Feedback on Your Business Idea
5 Tips for Evaluating Feedback on a Business Idea
When you’re trying to build a new business, everyone around you seems to have all the answers to your most perplexing challenges. You’ll meet with advisors, mentors, friends, family and potential investors who will push you to think about your idea differently. How do you deal with the influx of all this "great advice"?
Here are 5 Points to consider when getting advice:
- Does the person giving advice have insight into the industry or are they just giving you a first reaction with no real market knowledge? Insight from an industry expert is priceless - opinions from someone who was half-listening to you pitch your idea with no industry context is largely trash.
2. Is this individual giving you feedback likely within your target market? Often, others will give feedback as though they were the customer when the product or service was never intended for them. If you're not sure, ask the individual offering the feedback if their suggests are from the viewpoint of a customer or as an investor.
3. Ask the individual giving feedback for an alternative or recommendations to fix or improve what they see as a deficit. The best feedback is normally followed by thoughtful insight of an alternative approach you might consider. If the individual can only offer criticism with no viable alternative or option - their opinion likely worth what you paid for it.
4. Listen intently to what you're hearing - never interrupt to defend your idea. What you're most likely to learn from a feedback session is how well you are (or are not) communicating your idea. Often, the message we think we are communicating is quite different that what the listener is hearing.

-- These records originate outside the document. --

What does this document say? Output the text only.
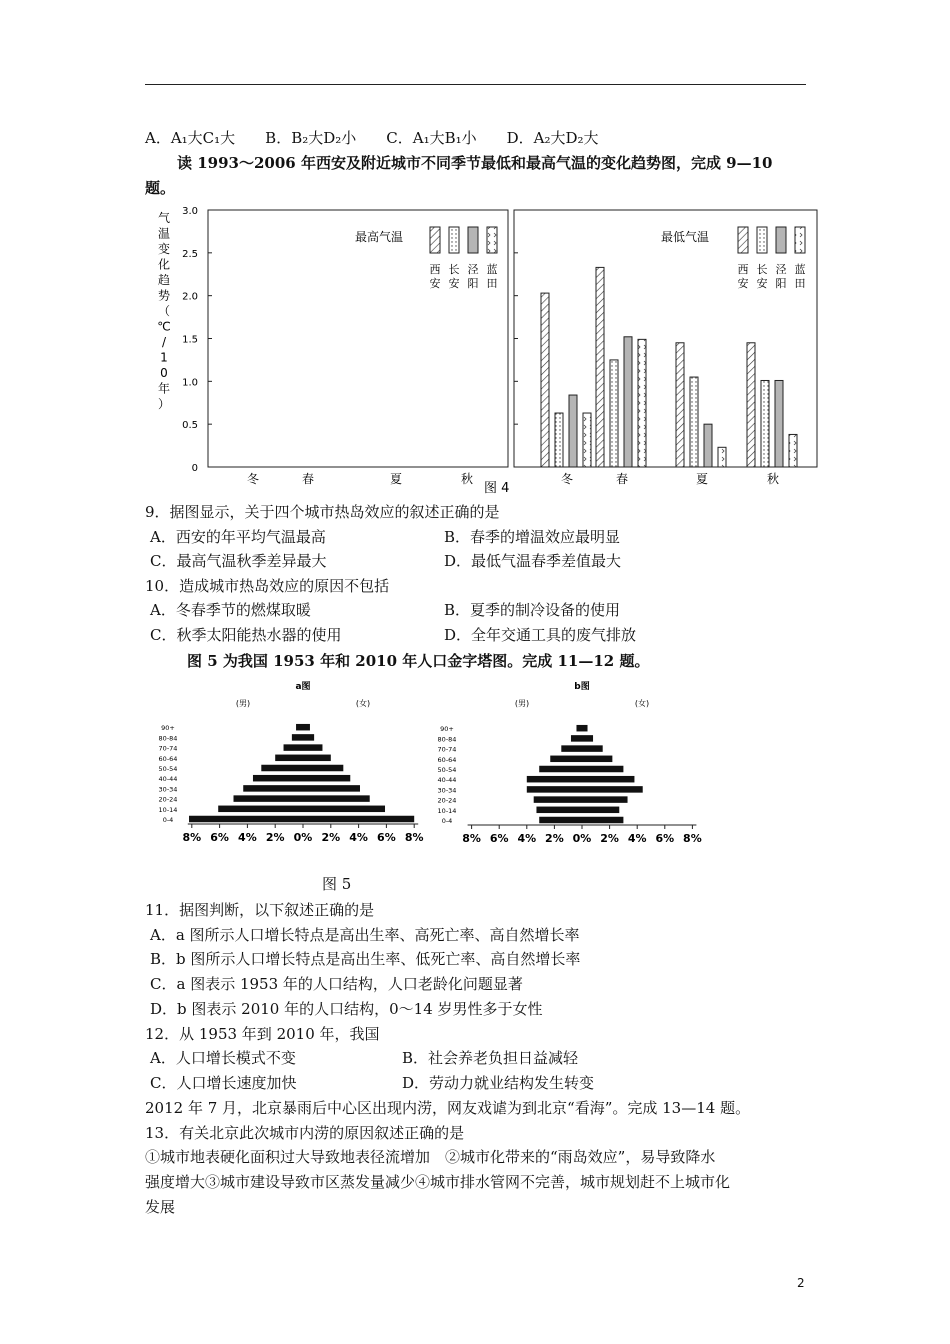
A．A₁大C₁大　　B．B₂大D₂小　　C．A₁大B₁小　　D．A₂大D₂大
读 1993～2006 年西安及附近城市不同季节最低和最高气温的变化趋势图，完成 9—10
题。
气
温
变
化
趋
势
（
℃
/
1
0
年
）
0
0.5
1.0
1.5
2.0
2.5
3.0
最高气温
西
安
长
安
泾
阳
蓝
田
冬	春	夏	秋
最低气温
西
安
长
安
泾
阳
蓝
田
冬	春	夏	秋
图 4
9．据图显示，关于四个城市热岛效应的叙述正确的是
A．西安的年平均气温最高	B．春季的增温效应最明显
C．最高气温秋季差异最大	D．最低气温春季差值最大
10．造成城市热岛效应的原因不包括
A．冬春季节的燃煤取暖	B．夏季的制冷设备的使用
C．秋季太阳能热水器的使用	D．全年交通工具的废气排放
图 5 为我国 1953 年和 2010 年人口金字塔图。完成 11—12 题。
a图
(男)	(女)
8% 6% 4% 2% 0% 2% 4% 6% 8%
0-4
10-14
20-24
30-34
40-44
50-54
60-64
70-74
80-84
90+
b图
(男)	(女)
8% 6% 4% 2% 0% 2% 4% 6% 8%
0-4
10-14
20-24
30-34
40-44
50-54
60-64
70-74
80-84
90+
图 5
11．据图判断，以下叙述正确的是
A．a 图所示人口增长特点是高出生率、高死亡率、高自然增长率
B．b 图所示人口增长特点是高出生率、低死亡率、高自然增长率
C．a 图表示 1953 年的人口结构，人口老龄化问题显著
D．b 图表示 2010 年的人口结构，0～14 岁男性多于女性
12．从 1953 年到 2010 年，我国
A．人口增长模式不变	B．社会养老负担日益减轻
C．人口增长速度加快	D．劳动力就业结构发生转变
2012 年 7 月，北京暴雨后中心区出现内涝，网友戏谑为到北京“看海”。完成 13—14 题。
13．有关北京此次城市内涝的原因叙述正确的是
①城市地表硬化面积过大导致地表径流增加　②城市化带来的“雨岛效应”，易导致降水
强度增大③城市建设导致市区蒸发量减少④城市排水管网不完善，城市规划赶不上城市化
发展
2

5. Consider the source - has this individual ever built a business? Would you want to be "like" him or her? Do you wish to model after their success? If the answer is no, then be polite and simply consider their point of view without feeling pressure to take it.
It's is very important to get as much feedback as you can on your buisness idea. The more views you hear, the more the "truth" will begin to cluster in similar responses and views. Get busy talking to industry leaders, potential customers, likely investors and fellow startups. But also learn how to filter all the feedback so that you don't drive yourself crazy. You'll never please all the people all the time. A great business leader has a healthy mix of confidence and humility: Confidence in their idea and their ability to execute for the customer - but enough Humility to listen to feedback, filter the high-value insights, and make the appropriate adjustments to the business model.